John Wittewronge married three times. His first wife was Mary Myddelton, granddaughter of his stepfather Sir Thomas Myddelton and daughter of his son, also Sir Thomas Myddelton, and his second wife Mary Napier of Luton Hoo. John’s second wife was Elizabeth Myddelton, another granddaughter of Sir Thomas Myddelton and daughter of his son Timothy, of Stansted Mountfichet.  His third wife was Catherine Thomson, daughter of Maurice Thomson of Watton-at-Stone and Stepney.  Her sister Martha married Nicholas Corsellis, grandson of Jossynken and Zegar Corsellis.

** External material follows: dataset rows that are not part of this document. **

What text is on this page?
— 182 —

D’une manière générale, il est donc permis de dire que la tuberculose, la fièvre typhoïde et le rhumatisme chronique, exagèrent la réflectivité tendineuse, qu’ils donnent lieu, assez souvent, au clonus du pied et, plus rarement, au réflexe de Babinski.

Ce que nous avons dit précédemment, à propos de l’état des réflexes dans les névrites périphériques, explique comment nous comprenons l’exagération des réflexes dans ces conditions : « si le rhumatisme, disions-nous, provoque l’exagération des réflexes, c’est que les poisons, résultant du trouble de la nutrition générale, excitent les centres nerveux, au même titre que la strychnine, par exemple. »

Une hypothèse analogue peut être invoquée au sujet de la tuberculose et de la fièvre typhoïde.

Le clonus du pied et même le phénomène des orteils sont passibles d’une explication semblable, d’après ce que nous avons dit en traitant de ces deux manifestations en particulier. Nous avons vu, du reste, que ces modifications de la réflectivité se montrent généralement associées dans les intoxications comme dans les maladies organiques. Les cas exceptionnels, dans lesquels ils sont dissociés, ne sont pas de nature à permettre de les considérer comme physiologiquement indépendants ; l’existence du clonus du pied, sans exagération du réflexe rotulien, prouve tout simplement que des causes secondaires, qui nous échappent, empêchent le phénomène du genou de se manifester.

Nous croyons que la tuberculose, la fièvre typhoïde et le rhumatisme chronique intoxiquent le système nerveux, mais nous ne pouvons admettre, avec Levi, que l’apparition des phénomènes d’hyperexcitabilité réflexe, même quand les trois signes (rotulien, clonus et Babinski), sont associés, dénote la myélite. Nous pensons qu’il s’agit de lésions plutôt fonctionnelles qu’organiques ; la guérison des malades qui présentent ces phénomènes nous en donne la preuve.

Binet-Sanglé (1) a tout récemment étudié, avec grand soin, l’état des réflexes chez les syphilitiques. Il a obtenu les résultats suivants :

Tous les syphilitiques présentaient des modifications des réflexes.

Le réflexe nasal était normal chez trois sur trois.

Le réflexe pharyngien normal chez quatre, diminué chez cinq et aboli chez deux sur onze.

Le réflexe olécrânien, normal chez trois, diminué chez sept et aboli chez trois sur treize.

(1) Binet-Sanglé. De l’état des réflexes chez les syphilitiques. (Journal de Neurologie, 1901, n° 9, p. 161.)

Connected through the Dutch Church

As is clear these marriages created a complex web of family relations extending far beyond Harpenden and Hertfordshire.  “Cousins” abounded and Sir John regularly paid visits to those members of the extended family who were in relatively easy reach. However, with the exception of the Myddelton connection, all these relationships were within the Huguenot community and centred on worship at the Dutch Church (Austin Friars) in London.

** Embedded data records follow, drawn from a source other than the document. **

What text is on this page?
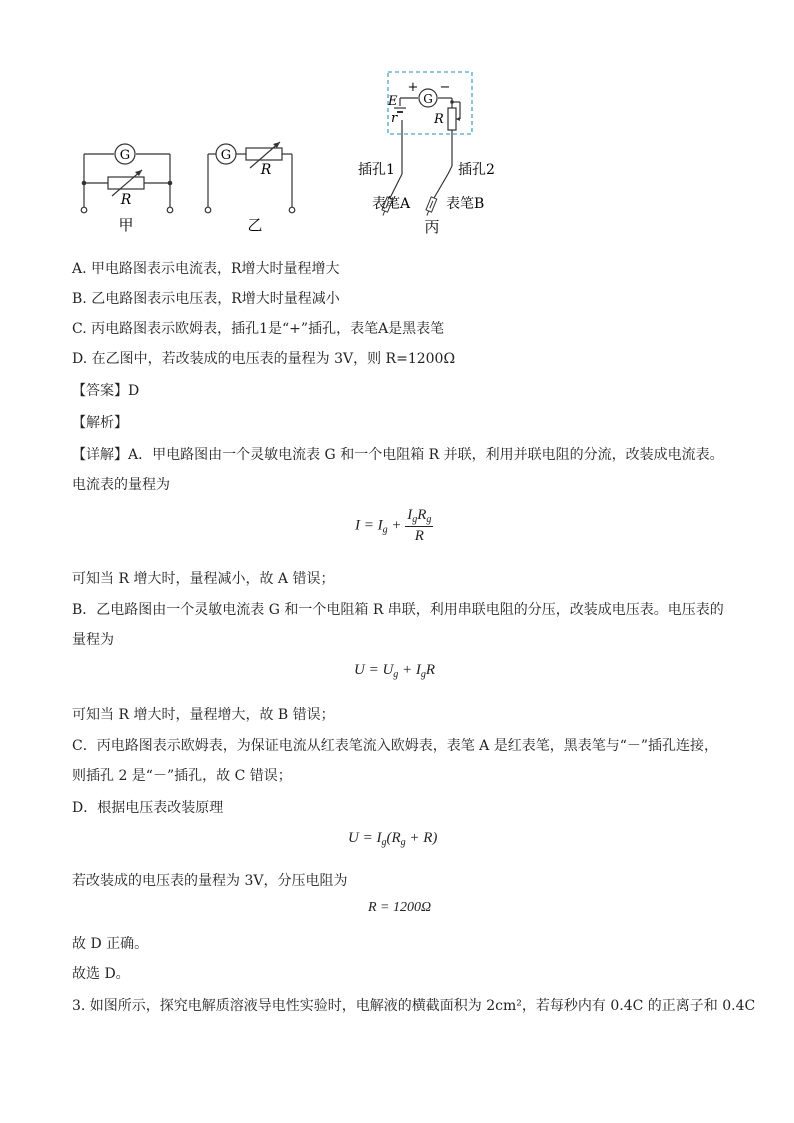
G
R
甲
G
R
乙
G
+ −
E
r	R
插孔1	插孔2
表笔A	表笔B
丙
A. 甲电路图表示电流表，R增大时量程增大
B. 乙电路图表示电压表，R增大时量程减小
C. 丙电路图表示欧姆表，插孔1是“+”插孔，表笔A是黑表笔
D. 在乙图中，若改装成的电压表的量程为 3V，则 R=1200Ω
【答案】D
【解析】
【详解】A．甲电路图由一个灵敏电流表 G 和一个电阻箱 R 并联，利用并联电阻的分流，改装成电流表。
电流表的量程为
$I = I_g + \frac{I_gR_g}{R}$
可知当 R 增大时，量程减小，故 A 错误；
B．乙电路图由一个灵敏电流表 G 和一个电阻箱 R 串联，利用串联电阻的分压，改装成电压表。电压表的
量程为
$U = U_g + I_gR$
可知当 R 增大时，量程增大，故 B 错误；
C．丙电路图表示欧姆表，为保证电流从红表笔流入欧姆表，表笔 A 是红表笔，黑表笔与“－”插孔连接，
则插孔 2 是“－”插孔，故 C 错误；
D．根据电压表改装原理
$U = I_g(R_g + R)$
若改装成的电压表的量程为 3V，分压电阻为
R = 1200Ω
故 D 正确。
故选 D。
3. 如图所示，探究电解质溶液导电性实验时，电解液的横截面积为 2cm²，若每秒内有 0.4C 的正离子和 0.4C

Original Dutch Church, Austin Friars

However, the Myddelton link was also through the church, as Sir Thomas, a grocer and Lord Mayor of London in 1613, had many interests in the low countries, spoke Dutch, and worshipped at Austin Friars when in London. So he would have been very well known to the Wittewronges.

The Myddeltons were a very numerous family with roots in Denbighshire but both Sir Thomas and his brother Hugh, who made the New River to bring fresh water to London, had most of their commercial interests in London. In consequence Sir John Wittewronge acquired numerous connections, not least with his first mother-in-law’s family, the Napiers, close by at Luton Hoo. He often sent and received gifts from them: from him melons from his garden, and from them deer. Also through the Myddelton connection he acquired an interest in the collection of paintings of the late Antony Vandyck and for a time was the owner of two paintings by Titian, one now in the National Gallery (The Vendramin Family) and one in the Wallace Collection (Andromeda and Perseus). He eventually did a deal with the Earl of Northumberland and exchanged them for others that remained at Rothamsted into the 1970s.

Extract from Sir John Wittewronge’s Diaries – Hertfordshire Archives and Local History, Hertford

Also through the Myddeltons he had dealings with John Jones of Maes-y-garnedd one of those who signed Charles II’s death warrant and was subsequently hung drawn and quartered.

Other Connections

Sir John built for his eldest son a fine house at Stantonbury in Buckinghamshire, now only visible as marks in the grass, and also appointed the vicars of the adjacent church, St Peter and Paul.  The first vicar was John Mason who became well known as a composer of hymns some of which, such as “Glory to God the Father be” are still used today.

Sir John was a great lover of books and had a close relationship with the bookseller and printer Francis Tyton whose shop was “at the sign of the three Daggers near the Middle Temple gate”.  Tyton also acted as a banker dispensing money to Sir John’s children when they were in London and in need of money. He also, in later life, collected coins and medals and bought some from Elias Ashmole, the founder of the Ashmolean Museum. He had dealings with Joseph Knibb the clockmaker, he lent money (£270) to Edward Backwell, goldsmith, he sought legal advice from Sir Orlando Bridgeman, Chief Justice and Lord Keeper of the Great Seal.

He had regular contact with his neighbours, the Grimstons of Gorhambury, the Egertons (Earls of Bridgewater) at Ashridge, Sir Johnathan Keate at Kimpton Hoo, and Sir John Reade of Brocket Hall.

At a more personal level he had his hair cut and his blood let by Rumford (father and son) barber surgeons of St Albans.